Higher Costs And More Headaches Ahead For Nuclear Power In 2012
Comment of the Day

January 05 2012

Commentary by Eoin Treacy

Higher Costs And More Headaches Ahead For Nuclear Power In 2012

Thanks to a subscriber for th is article from Nuclear Power Daily focusing on the US nuclear power industry which may be of interest to subscribers. Here is a section:
"With the Nuclear Regulatory Commission's recent approval of the design of the AP-1000 reactor and the anticipated approval of specific projects in Georgia and South Carolina, much is being written about a 'nuclear revival.' This is an important moment to compare what is really likely to happen over the next 10 years with the industry's expectations when the 'nuclear renaissance' was first announced a decade ago.

"When that comparison is performed properly, it becomes clear that we are witnessing not a revival but a collapse in expectations for new reactor construction.
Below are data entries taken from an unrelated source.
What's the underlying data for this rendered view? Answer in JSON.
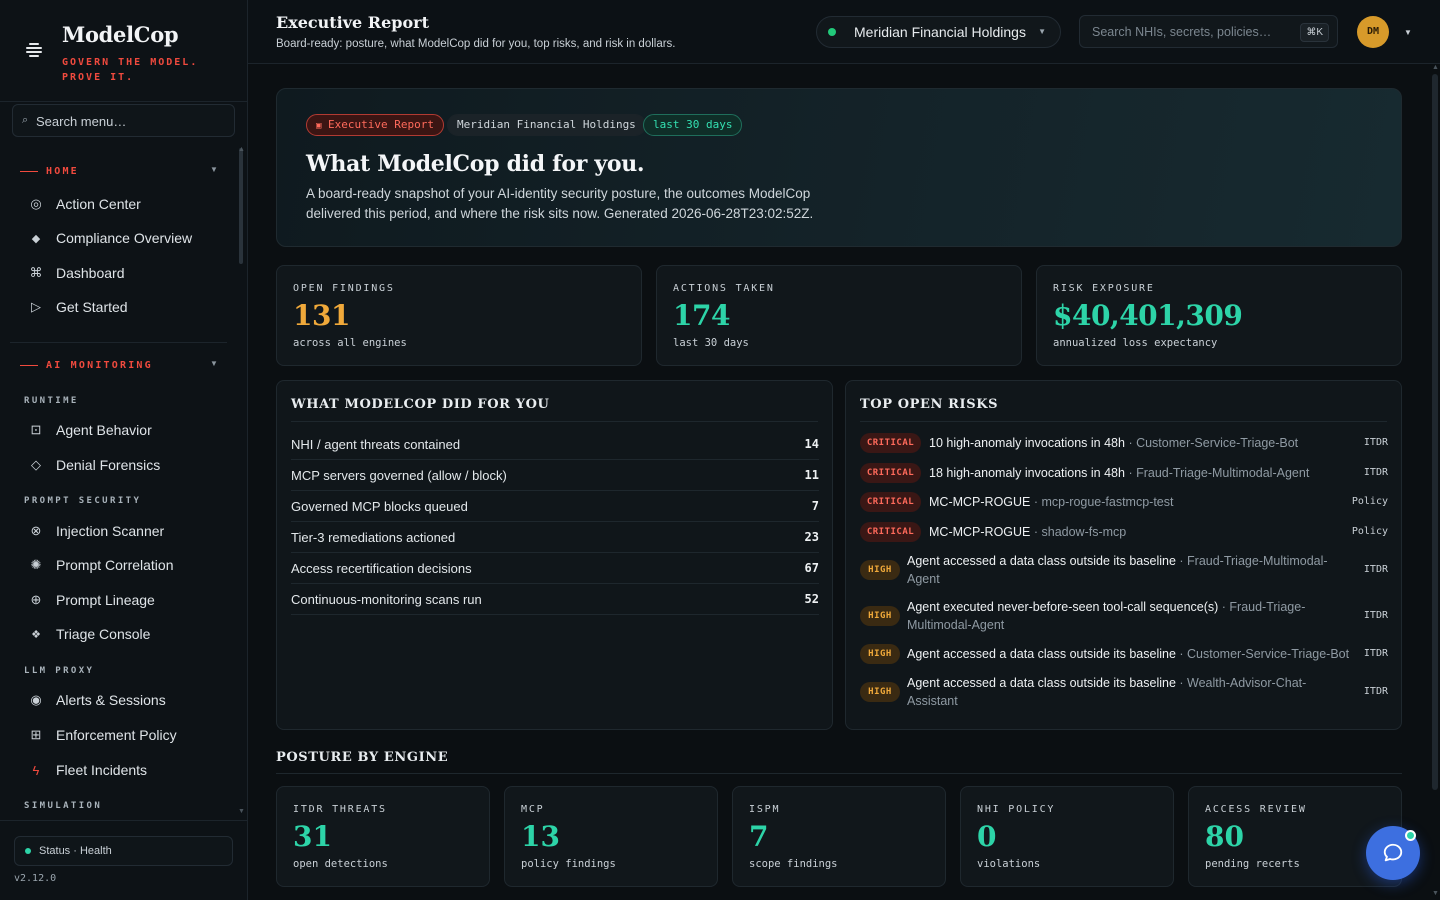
{
  "brand": {
    "name": "ModelCop",
    "tagline": "GOVERN THE MODEL. PROVE IT."
  },
  "sidebar": {
    "search_label": "Search menu…",
    "home": {
      "label": "HOME",
      "items": [
        {
          "label": "Action Center",
          "icon": "target-icon"
        },
        {
          "label": "Compliance Overview",
          "icon": "diamond-icon"
        },
        {
          "label": "Dashboard",
          "icon": "command-icon"
        },
        {
          "label": "Get Started",
          "icon": "play-icon"
        }
      ]
    },
    "ai_monitoring": {
      "label": "AI MONITORING",
      "runtime": {
        "label": "RUNTIME",
        "items": [
          {
            "label": "Agent Behavior"
          },
          {
            "label": "Denial Forensics"
          }
        ]
      },
      "prompt_security": {
        "label": "PROMPT SECURITY",
        "items": [
          {
            "label": "Injection Scanner"
          },
          {
            "label": "Prompt Correlation"
          },
          {
            "label": "Prompt Lineage"
          },
          {
            "label": "Triage Console"
          }
        ]
      },
      "llm_proxy": {
        "label": "LLM PROXY",
        "items": [
          {
            "label": "Alerts & Sessions"
          },
          {
            "label": "Enforcement Policy"
          },
          {
            "label": "Fleet Incidents"
          }
        ]
      },
      "simulation": {
        "label": "SIMULATION"
      }
    },
    "status": "Status · Health",
    "version": "v2.12.0"
  },
  "header": {
    "title": "Executive Report",
    "subtitle": "Board-ready: posture, what ModelCop did for you, top risks, and risk in dollars.",
    "org": "Meridian Financial Holdings",
    "search_placeholder": "Search NHIs, secrets, policies…",
    "shortcut": "⌘K",
    "avatar": "DM"
  },
  "hero": {
    "chip_report": "Executive Report",
    "chip_org": "Meridian Financial Holdings",
    "chip_period": "last 30 days",
    "title": "What ModelCop did for you.",
    "description": "A board-ready snapshot of your AI-identity security posture, the outcomes ModelCop delivered this period, and where the risk sits now. Generated 2026-06-28T23:02:52Z."
  },
  "kpis": [
    {
      "label": "OPEN FINDINGS",
      "value": "131",
      "sub": "across all engines",
      "color": "#f0a93a"
    },
    {
      "label": "ACTIONS TAKEN",
      "value": "174",
      "sub": "last 30 days",
      "color": "#2dd4a8"
    },
    {
      "label": "RISK EXPOSURE",
      "value": "$40,401,309",
      "sub": "annualized loss expectancy",
      "color": "#2dd4a8"
    }
  ],
  "did_for_you": {
    "title": "WHAT MODELCOP DID FOR YOU",
    "rows": [
      {
        "label": "NHI / agent threats contained",
        "value": "14"
      },
      {
        "label": "MCP servers governed (allow / block)",
        "value": "11"
      },
      {
        "label": "Governed MCP blocks queued",
        "value": "7"
      },
      {
        "label": "Tier-3 remediations actioned",
        "value": "23"
      },
      {
        "label": "Access recertification decisions",
        "value": "67"
      },
      {
        "label": "Continuous-monitoring scans run",
        "value": "52"
      }
    ]
  },
  "top_risks": {
    "title": "TOP OPEN RISKS",
    "rows": [
      {
        "severity": "CRITICAL",
        "title": "10 high-anomaly invocations in 48h",
        "target": " · Customer-Service-Triage-Bot",
        "source": "ITDR"
      },
      {
        "severity": "CRITICAL",
        "title": "18 high-anomaly invocations in 48h",
        "target": " · Fraud-Triage-Multimodal-Agent",
        "source": "ITDR"
      },
      {
        "severity": "CRITICAL",
        "title": "MC-MCP-ROGUE",
        "target": " · mcp-rogue-fastmcp-test",
        "source": "Policy"
      },
      {
        "severity": "CRITICAL",
        "title": "MC-MCP-ROGUE",
        "target": " · shadow-fs-mcp",
        "source": "Policy"
      },
      {
        "severity": "HIGH",
        "title": "Agent accessed a data class outside its baseline",
        "target": " · Fraud-Triage-Multimodal-Agent",
        "source": "ITDR"
      },
      {
        "severity": "HIGH",
        "title": "Agent executed never-before-seen tool-call sequence(s)",
        "target": " · Fraud-Triage-Multimodal-Agent",
        "source": "ITDR"
      },
      {
        "severity": "HIGH",
        "title": "Agent accessed a data class outside its baseline",
        "target": " · Customer-Service-Triage-Bot",
        "source": "ITDR"
      },
      {
        "severity": "HIGH",
        "title": "Agent accessed a data class outside its baseline",
        "target": " · Wealth-Advisor-Chat-Assistant",
        "source": "ITDR"
      }
    ]
  },
  "posture": {
    "title": "POSTURE BY ENGINE",
    "engines": [
      {
        "label": "ITDR THREATS",
        "value": "31",
        "sub": "open detections"
      },
      {
        "label": "MCP",
        "value": "13",
        "sub": "policy findings"
      },
      {
        "label": "ISPM",
        "value": "7",
        "sub": "scope findings"
      },
      {
        "label": "NHI POLICY",
        "value": "0",
        "sub": "violations"
      },
      {
        "label": "ACCESS REVIEW",
        "value": "80",
        "sub": "pending recerts"
      }
    ]
  },
  "colors": {
    "accent_red": "#f04a3e",
    "accent_green": "#2dd4a8",
    "accent_amber": "#f0a93a",
    "chat_button": "#3d6fe0"
  }
}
The two forthcoming projects are all that remain of a thirty-one reactor fantasy fleet that was said to constitute the real nuclear renaissance as recently as early 2009.
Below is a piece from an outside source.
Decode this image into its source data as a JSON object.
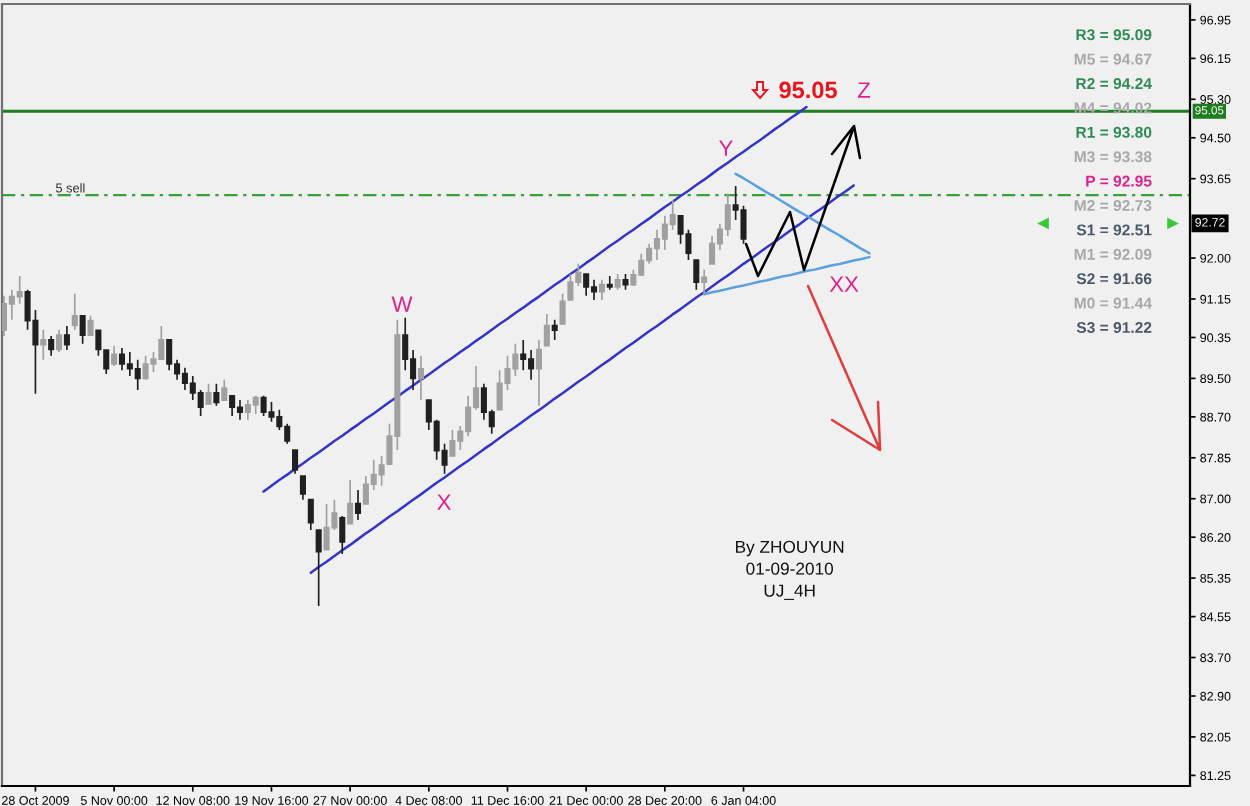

"It is important to understand that this collapse was well underway before the accident at Fukushima. It was the result of nuclear power's high costs compared to other alternatives. Fukushima and the unseemly effort of four NRC commissioners to oust the chair do nothing to enhance the appeal of nuclear power, but even if these factors vanished tomorrow, the pace of new reactor construction in the U.S. would not increase at all."

Eoin Treacy's view We never expected the USA to be at the forefront of global reactor construction. There is little doubt that the Fukushima accident is likely to set back any plans for new reactors by at least a few years. China has already signalled that it is probably going to progress with its construction plans and India is likely to do the same.

The Fukushima accident dealt a heavy blow to uranium miners. In addition, there is no shortage of uranium at present. The bullish case rests on demand outstripping supply over the medium to long term. However, it remains to be seen how credible this is with an increasing number of countries announcing plans to decommission older plants. In addition, the continued development of unconventional oil and gas reserves may contribute to less demand for nuclear power.

The sector is in need of a catalyst to spur renewed investor interest.